Elli Sekizinci Bölüm

15.1K 1K 173
                                    

Herkese Selamlar!

Yeni bölümümüz hazır. Sonunda bu bölümde isteme kısmına gelmiş bulunuyoruz. Aslında isteme kısmının bugüne denk gelmesi de güzel oldu. Çünkü bugün benim doğum günüm. Bu güzel günde yanımda olan herkese çok çok teşekkür ediyor ve doğum günü çocuğu olarak kendim ve sizler için kalbimizdeki dileklerin gerçekleşmesini diliyorum. Çok güzel bir şarkı ekledim, gençliğimin şarkılarından. Dinleyin derim. Yaşasın 90'lar. Çok konuştum. Hadi artık Nilüfer'i isteyelim ve Türker'e alalım.

Keyifle okuyun...

-Su yeşili mi? Dedi Önder.

-Evet, su yeşili.

-Gerçekten mi?

-Oğlum sana yalan borcum mu var?

-Seni tebrik ediyorum Türker.

-O neden?

-Nilüfer çok zevkliymiş vallahi, seçtiği renkten belli. Harika biriyle evleniyorsun.

-Biliyorum.

-Ben giyemedim ama o giysin. Ha ben ha o ne olacak ki? Türker Önder'in kulağına iyice yaklaşıp kimsenin duyamayacağı şekilde:

-Öndeeer! Ne demek ha o ha ben?

-Türker bugün hepinize bir haller olmuş; ne desem yanlış anlıyorsunuz. Lütfen alıcınızın ayarlarıyla oynayın çünkü karlı duyuyorsunuz.

-Karlı gösterir.

-Ama siz karlı duyuyorsunuz. Kır sen kardeşini; şurada hepinizin babası yanında. Ben bir gariban, binin üstüme. Vurun Önder'e. Galiba ben gitsem iyi olacak. Fazlalığım burada dedi Önder.

-Saçmalama! Ne dedim şimdi ben ya?

-Tabii, hep ben saçmalarım zaten.

-Kardeşini böyle bir günde yalnız bırakacaksın, doğru mu anladım?

-Öyle söyleyince suçluluk hissettiriyorsun ama Türker.

-Sen soruma cevap ver Önder gidiyor musun, kalıyor musun?

-Offf kalıyorum tabii.

-Güzeeel, Hadi o zaman bizim evin Nur Yerlitaş'ı bana su yeşili kravat ve mendil bulalım.

-Cemil ipekçi'ye ne oldu?

-Sıkıldım ondan, bugün de Nur Yerlitaş ol.

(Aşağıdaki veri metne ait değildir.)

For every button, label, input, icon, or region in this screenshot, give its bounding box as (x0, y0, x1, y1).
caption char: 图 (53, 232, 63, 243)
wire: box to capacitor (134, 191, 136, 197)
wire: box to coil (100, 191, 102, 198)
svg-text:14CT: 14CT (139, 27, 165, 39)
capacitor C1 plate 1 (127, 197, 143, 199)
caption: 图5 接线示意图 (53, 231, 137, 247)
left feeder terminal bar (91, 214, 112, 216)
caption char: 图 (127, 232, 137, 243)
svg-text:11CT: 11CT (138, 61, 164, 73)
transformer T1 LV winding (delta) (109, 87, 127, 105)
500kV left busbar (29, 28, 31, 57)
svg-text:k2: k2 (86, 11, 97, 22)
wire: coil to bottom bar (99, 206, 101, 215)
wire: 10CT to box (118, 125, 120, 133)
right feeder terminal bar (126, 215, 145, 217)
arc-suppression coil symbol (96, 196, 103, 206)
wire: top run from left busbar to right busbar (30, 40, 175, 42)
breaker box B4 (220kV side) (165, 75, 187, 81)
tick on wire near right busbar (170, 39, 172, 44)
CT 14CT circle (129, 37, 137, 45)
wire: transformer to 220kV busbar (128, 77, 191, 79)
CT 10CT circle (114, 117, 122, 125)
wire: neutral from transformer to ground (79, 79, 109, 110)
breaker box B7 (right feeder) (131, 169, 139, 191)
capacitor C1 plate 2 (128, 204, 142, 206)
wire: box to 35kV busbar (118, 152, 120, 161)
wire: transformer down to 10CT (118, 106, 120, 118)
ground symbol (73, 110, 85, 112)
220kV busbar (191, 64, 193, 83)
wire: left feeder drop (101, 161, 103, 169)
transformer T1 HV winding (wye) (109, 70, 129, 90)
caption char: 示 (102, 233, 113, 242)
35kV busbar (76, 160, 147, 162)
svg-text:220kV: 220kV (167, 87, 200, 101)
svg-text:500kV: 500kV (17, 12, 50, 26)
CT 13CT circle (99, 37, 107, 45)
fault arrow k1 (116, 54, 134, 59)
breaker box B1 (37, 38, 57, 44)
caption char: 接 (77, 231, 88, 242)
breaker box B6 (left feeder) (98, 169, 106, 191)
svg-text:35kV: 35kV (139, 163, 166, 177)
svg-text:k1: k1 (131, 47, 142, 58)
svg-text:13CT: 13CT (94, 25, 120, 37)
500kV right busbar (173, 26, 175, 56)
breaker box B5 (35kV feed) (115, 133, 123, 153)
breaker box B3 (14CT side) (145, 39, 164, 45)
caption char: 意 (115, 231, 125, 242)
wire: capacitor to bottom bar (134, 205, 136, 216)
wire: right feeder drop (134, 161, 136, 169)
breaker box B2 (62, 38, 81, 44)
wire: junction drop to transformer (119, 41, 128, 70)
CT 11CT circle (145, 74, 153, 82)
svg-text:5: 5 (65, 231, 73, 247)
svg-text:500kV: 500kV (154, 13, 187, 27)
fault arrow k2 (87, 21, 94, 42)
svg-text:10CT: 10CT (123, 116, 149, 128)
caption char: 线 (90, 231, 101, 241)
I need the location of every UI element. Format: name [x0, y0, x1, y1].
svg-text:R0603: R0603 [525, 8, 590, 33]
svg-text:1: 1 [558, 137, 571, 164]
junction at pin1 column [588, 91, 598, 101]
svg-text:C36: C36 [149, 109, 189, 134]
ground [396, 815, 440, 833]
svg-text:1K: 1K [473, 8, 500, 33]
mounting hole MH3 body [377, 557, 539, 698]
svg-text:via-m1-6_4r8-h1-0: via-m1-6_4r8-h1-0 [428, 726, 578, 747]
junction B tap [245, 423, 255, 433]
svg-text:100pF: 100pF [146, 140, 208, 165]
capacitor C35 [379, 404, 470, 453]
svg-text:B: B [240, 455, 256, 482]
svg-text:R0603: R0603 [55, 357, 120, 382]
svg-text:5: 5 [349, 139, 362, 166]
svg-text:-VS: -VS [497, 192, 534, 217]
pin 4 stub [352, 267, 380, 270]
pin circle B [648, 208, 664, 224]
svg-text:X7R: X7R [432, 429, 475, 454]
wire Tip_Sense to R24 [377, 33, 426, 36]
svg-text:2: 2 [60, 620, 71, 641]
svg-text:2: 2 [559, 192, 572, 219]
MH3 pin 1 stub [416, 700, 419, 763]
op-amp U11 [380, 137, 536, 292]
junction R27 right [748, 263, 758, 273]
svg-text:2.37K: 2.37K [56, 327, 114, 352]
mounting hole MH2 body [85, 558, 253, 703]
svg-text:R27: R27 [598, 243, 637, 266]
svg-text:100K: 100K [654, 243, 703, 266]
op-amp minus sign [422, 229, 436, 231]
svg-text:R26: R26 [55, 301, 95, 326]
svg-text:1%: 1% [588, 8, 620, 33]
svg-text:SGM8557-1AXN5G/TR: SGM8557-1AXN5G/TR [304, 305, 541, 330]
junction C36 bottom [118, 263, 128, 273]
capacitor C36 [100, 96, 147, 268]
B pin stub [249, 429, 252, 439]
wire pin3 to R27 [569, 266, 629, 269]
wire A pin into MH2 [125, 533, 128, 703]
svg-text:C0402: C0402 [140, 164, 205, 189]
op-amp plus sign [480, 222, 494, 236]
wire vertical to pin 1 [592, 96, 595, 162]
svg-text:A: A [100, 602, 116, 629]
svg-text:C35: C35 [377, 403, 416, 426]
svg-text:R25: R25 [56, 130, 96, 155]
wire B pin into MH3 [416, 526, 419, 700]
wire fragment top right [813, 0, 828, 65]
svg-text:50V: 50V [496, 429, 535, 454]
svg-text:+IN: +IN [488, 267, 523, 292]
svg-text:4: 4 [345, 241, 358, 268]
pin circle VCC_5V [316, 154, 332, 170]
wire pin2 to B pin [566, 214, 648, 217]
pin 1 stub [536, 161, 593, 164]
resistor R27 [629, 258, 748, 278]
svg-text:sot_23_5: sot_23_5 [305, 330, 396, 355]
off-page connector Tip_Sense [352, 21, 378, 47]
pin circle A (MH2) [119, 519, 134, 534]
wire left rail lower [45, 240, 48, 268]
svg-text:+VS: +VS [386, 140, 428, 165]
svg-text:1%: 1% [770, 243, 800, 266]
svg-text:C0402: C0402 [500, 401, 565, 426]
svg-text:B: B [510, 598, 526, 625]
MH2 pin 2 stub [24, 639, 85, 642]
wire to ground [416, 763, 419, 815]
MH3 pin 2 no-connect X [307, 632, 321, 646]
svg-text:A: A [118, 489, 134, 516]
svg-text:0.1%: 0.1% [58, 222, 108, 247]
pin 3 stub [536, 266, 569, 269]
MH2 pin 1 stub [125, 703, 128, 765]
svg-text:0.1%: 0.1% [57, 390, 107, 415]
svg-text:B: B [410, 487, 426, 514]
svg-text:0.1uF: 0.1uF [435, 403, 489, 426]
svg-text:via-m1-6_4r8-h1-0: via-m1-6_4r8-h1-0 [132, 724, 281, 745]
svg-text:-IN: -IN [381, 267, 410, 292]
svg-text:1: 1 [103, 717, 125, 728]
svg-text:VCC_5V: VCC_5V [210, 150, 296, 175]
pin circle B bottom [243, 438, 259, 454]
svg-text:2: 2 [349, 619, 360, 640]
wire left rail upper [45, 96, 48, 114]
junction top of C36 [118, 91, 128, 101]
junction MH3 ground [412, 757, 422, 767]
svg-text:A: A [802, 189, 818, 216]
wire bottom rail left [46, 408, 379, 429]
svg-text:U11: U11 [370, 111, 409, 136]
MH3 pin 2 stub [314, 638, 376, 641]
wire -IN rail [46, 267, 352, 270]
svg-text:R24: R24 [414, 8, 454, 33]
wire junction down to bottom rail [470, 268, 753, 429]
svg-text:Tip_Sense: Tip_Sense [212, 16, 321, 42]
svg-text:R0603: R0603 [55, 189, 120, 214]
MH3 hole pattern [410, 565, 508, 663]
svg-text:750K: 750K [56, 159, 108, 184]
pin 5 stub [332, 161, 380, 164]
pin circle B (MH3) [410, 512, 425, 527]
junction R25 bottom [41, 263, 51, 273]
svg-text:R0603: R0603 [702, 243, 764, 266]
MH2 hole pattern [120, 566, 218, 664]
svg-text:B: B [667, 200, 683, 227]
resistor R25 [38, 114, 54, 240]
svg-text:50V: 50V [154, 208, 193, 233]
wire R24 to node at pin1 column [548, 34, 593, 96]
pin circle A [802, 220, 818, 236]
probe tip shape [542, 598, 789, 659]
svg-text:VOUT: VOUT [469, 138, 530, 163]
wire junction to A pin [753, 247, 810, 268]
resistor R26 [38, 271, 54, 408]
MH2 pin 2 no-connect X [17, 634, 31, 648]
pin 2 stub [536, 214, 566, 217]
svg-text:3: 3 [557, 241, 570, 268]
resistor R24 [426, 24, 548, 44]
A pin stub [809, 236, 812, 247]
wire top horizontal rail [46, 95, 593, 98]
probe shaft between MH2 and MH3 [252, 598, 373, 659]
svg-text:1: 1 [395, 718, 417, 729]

Çok kaprislisin zaten. Hele bir de damardan parça açsam ağlayacaksın onun gibi.

-Hadi fazla konuştun Türker. Gel bak ben bir su yeşili takım görmüştüm onun yakınında kravatlar da vardır. Beraber su yeşili renginde takımın olduğu yere gittiler ve Önder'in gözü yine o takıma kaydı. Türker dayanamayıp:

-İstersen Leyla ile bir de ben konuşayım su yeşili takım için, dedi.

-Sağ ol Türker, gerek yok. Ben başka bir çözüm yolu buldum.

-Aman düğün günü son anda giyinip ortaya çıkmayacaksın değil mi?

-Deli misin Türker? Öyle bir şey yaparsam Leyla'ya kavuşmak hayal olur. Başka planlarım var benim, deyip göz kırptı Önder.

-Bana söylemeyecek misin peki?

-Söylerim tabii. Leyla takıma karıştı ama iç çamaşırına karışamaz herhalde. Onları su yeşili alacağım.

-Önceden görmezse karışamaz herhalde.

-Nerde görecek Türker Allah aşkına.

-Haklısın, kafa mı kaldı bende. Hadi şunları alıp çıkalım. Daha nişan yüzüğü seçmedik. Nilüfer'i alıp onu seçmeliyiz.